My Asterisk box is being set up to connect to a legacy PBX model NEC NEAX2000 IPS via T1 PRI. Dial in and dial out run fine except that the incoming calls get truncated to 4 digits. For example from an extension on the NEC side the dial out prefix code toward the Asterisk is 44, then the Asterisk extension 5120. So the string 44-5120 is dialed, the 44 gets stripped and 5120 gets sent toward the Asterisk, which only receives 51 with the ending 20 missing.

If on the Asterisk side a 2-digit extension is defined, for example 19, then dialing 44-19 from the NEC side reaches that extension fine.

The NEC side was known to have a correct dial plan because it could dial to the previous version of this Asterisk box, which was just being rebuilt from scratch.

“Pri intense debug span 1” also showed that only 2 incoming digits were received.

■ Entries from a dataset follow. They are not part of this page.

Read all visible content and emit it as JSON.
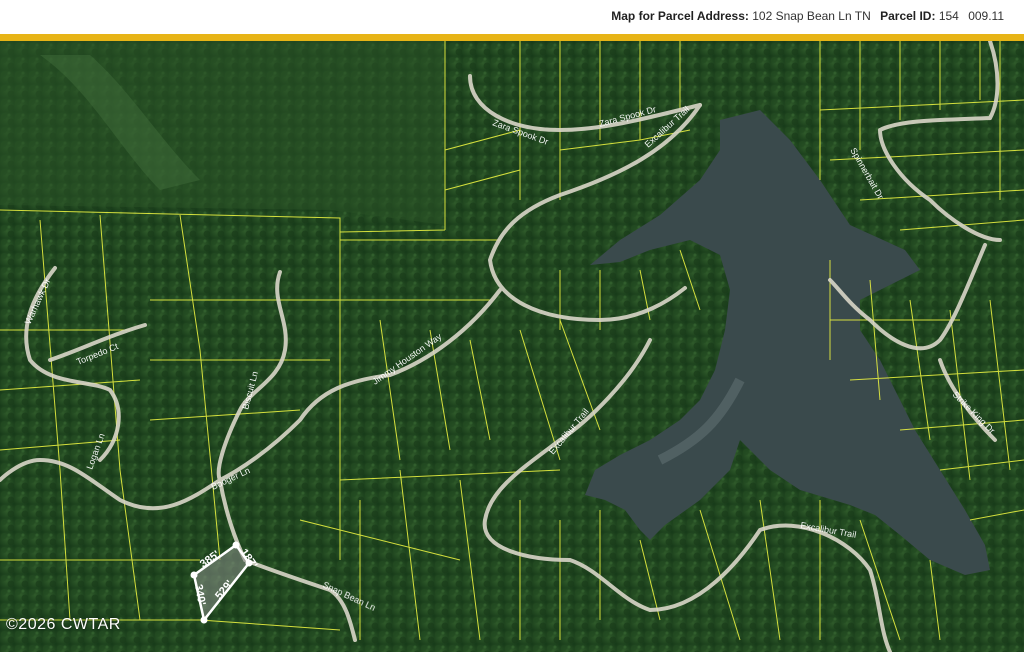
{
  "header": {
    "address_label": "Map for Parcel Address:",
    "address_value": "102 Snap Bean Ln TN",
    "parcel_label": "Parcel ID:",
    "parcel_a": "154",
    "parcel_b": "009.11"
  },
  "colors": {
    "accent": "#e7b416",
    "parcel_line": "#e8f040",
    "lake": "#3a4a4c"
  },
  "roads": [
    {
      "name": "road-warhawk",
      "text": "Warhawk Dr"
    },
    {
      "name": "road-torpedo",
      "text": "Torpedo Ct"
    },
    {
      "name": "road-biscuit",
      "text": "Biscuit Ln"
    },
    {
      "name": "road-booger",
      "text": "Booger Ln"
    },
    {
      "name": "road-jimmy-houston",
      "text": "Jimmy Houston Way"
    },
    {
      "name": "road-zara-spook-1",
      "text": "Zara Spook Dr"
    },
    {
      "name": "road-zara-spook-2",
      "text": "Zara Spook Dr"
    },
    {
      "name": "road-excalibur-1",
      "text": "Excalibur Trail"
    },
    {
      "name": "road-excalibur-2",
      "text": "Excalibur Trail"
    },
    {
      "name": "road-excalibur-3",
      "text": "Excalibur Trail"
    },
    {
      "name": "road-snap-bean",
      "text": "Snap Bean Ln"
    },
    {
      "name": "road-logan",
      "text": "Logan Ln"
    },
    {
      "name": "road-strike-king",
      "text": "Strike King Dr"
    },
    {
      "name": "road-spinnerbait",
      "text": "Spinnerbait Dr"
    }
  ],
  "dimensions": [
    "385'",
    "187'",
    "340'",
    "529'"
  ],
  "watermark": "©2026 CWTAR"
}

So my question is: how can I trace which dial plan and commands are being used by Asterisk when receiving the inbound string?

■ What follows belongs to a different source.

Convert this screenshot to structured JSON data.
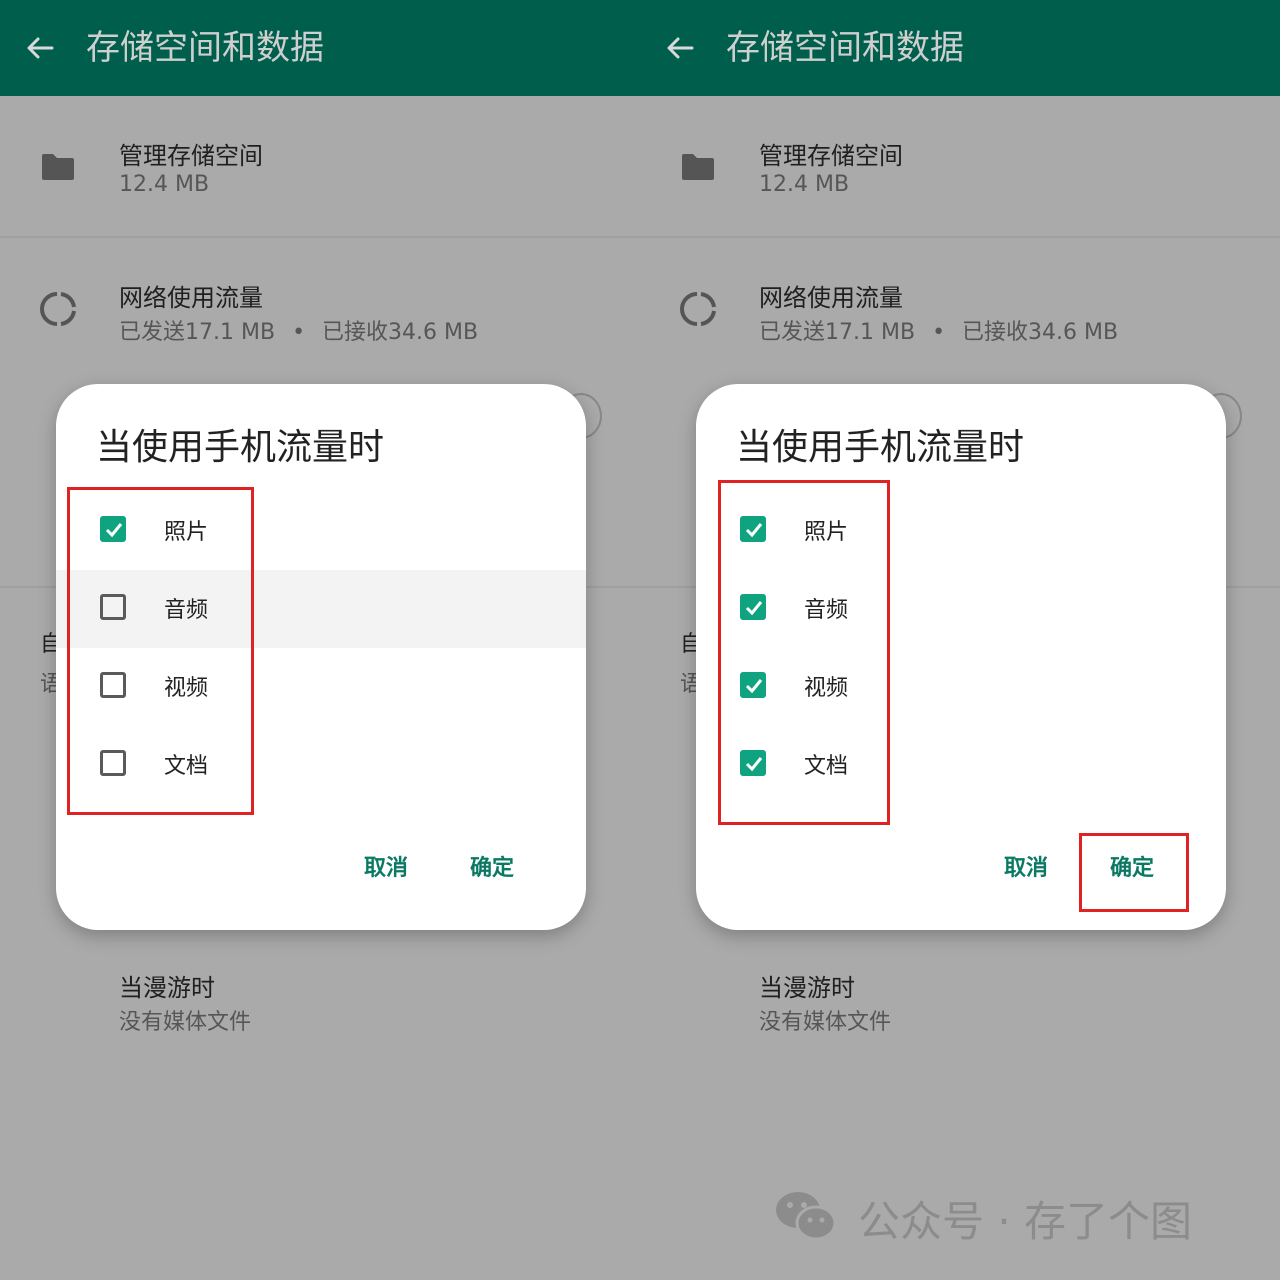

So far testing had been done only on internal extensions, no attempt made yet to receive incoming calls from outside. Initially no inbound route was defined on the Asterisk side, this was left to default settings.

It’s Asterisk 1.4.24, FreePBX 2.5.1.2 running on CentOS 5.3 linux kernel 2.6.18.

Thanks in advance for reviewing my setup!

Below is the chan_dahdi.conf

and the relevant contexts from extensions.conf

Try with overlapdial=yes in chan_dahdi.conf

Dear shmaize,

Thank you for your reply. This was tried too with no change.

But in the meantime further testing was done and it is very likely that the problem comes from the setup on the NEC side. So we are checking into that too because the data gathered so far have been contradictory. I am getting help from a colleague who knows how to navigate in the NEC maze.

The problem does sound like its on the other PBX’s side. On our Avaya PBX there are some settings for adding and removing digits through the routing process.

Basically, you call ext 6666 it adds the Routing Pattern number defined in the Uniform Dialplan on the Avaya. Now the number is 1236666 which tells the Avaya to use Routing Pattern 123. Routing Pattern 123 is setup to remove 3 digits before sending it out the trunk to Asterisk. Asterisk sees the number as 6666.